Immigration Bail

(asked on 17th May 2022) - View Source

Question to the Home Office:

To ask the Secretary of State for the Home Department, when the guidance on Reporting and Offender Management Version 4.0, published on 6 May 2022, was amended to include the current guidance on Accompanied Reporting.


Answered by
Kevin Foster Portrait
Kevin Foster
This question was answered on 24th May 2022

The purpose of reporting is to ensure those without leave to remain in the UK and illegal entrants remain in close contact with the Home Office. A reporting requirement of bail is used to enable case progression, interviews, offers of voluntary departure and travel document applications to be conducted to support removal actions. A person on a reporting regime will be considered for a variety of methods to report including in person within a Centre or a combination of telephone reporting, digital bail or electronic monitoring.

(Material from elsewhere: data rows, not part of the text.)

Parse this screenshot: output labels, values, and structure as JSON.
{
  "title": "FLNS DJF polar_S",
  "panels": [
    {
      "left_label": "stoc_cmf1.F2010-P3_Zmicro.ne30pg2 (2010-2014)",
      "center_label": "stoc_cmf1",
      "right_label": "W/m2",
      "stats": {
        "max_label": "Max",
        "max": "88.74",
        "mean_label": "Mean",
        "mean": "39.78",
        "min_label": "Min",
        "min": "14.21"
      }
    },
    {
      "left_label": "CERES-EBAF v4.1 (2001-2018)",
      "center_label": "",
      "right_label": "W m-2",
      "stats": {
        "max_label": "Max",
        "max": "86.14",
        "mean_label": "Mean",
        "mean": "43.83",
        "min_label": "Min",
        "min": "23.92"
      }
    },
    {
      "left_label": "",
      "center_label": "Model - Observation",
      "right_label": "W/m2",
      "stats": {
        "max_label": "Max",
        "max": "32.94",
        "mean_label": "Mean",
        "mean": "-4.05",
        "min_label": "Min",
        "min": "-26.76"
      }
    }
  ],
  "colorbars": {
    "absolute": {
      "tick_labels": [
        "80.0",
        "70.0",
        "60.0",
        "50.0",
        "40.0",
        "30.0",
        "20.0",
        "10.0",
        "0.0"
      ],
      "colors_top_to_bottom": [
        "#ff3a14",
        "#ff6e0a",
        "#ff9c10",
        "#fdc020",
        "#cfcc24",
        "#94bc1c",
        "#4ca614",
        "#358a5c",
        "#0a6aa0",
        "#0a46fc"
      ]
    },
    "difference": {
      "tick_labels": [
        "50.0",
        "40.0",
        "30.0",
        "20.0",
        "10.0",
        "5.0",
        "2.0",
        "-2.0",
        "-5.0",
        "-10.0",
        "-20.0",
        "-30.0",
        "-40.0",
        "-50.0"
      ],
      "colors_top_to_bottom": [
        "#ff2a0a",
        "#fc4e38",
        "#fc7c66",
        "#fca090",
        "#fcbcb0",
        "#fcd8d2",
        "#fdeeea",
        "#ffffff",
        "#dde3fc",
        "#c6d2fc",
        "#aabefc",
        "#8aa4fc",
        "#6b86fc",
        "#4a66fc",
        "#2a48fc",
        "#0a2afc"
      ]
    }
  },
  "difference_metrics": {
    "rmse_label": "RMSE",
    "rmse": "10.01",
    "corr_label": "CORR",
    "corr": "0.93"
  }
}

There has been no change to the current guidance on accompanied reporting. It remains at the discretion of the ROM manager and all representations will be considered. This was present in v1 issued 2017 and has not been amended since:

Accompanied reporting

The reporting centre manager has discretion as to whether a person reporting may have someone accompany them, such as a legal representative, a support or charity organisation worker, or volunteer. Where the person reporting is vulnerable, or where they are reporting for the first time, are typical examples of when assistance is requested.

You should not consider accompanied reporting to be routine, but it can be permitted in exceptional cases where specific requests are made to the reporting centre manager. A person accompanying the reporting person must only be allowed into the waiting area, you must not permit them to intervene on the person’s behalf at the counter.

A change in the new guidance is new asylum applicants will not be required to report until a negative decision is made on their application, unless exceptional circumstances apply, for example the applicant is also a foreign national offender (FNO), a restricted access case or a TCU case, these will be decided on a case-by-case basis.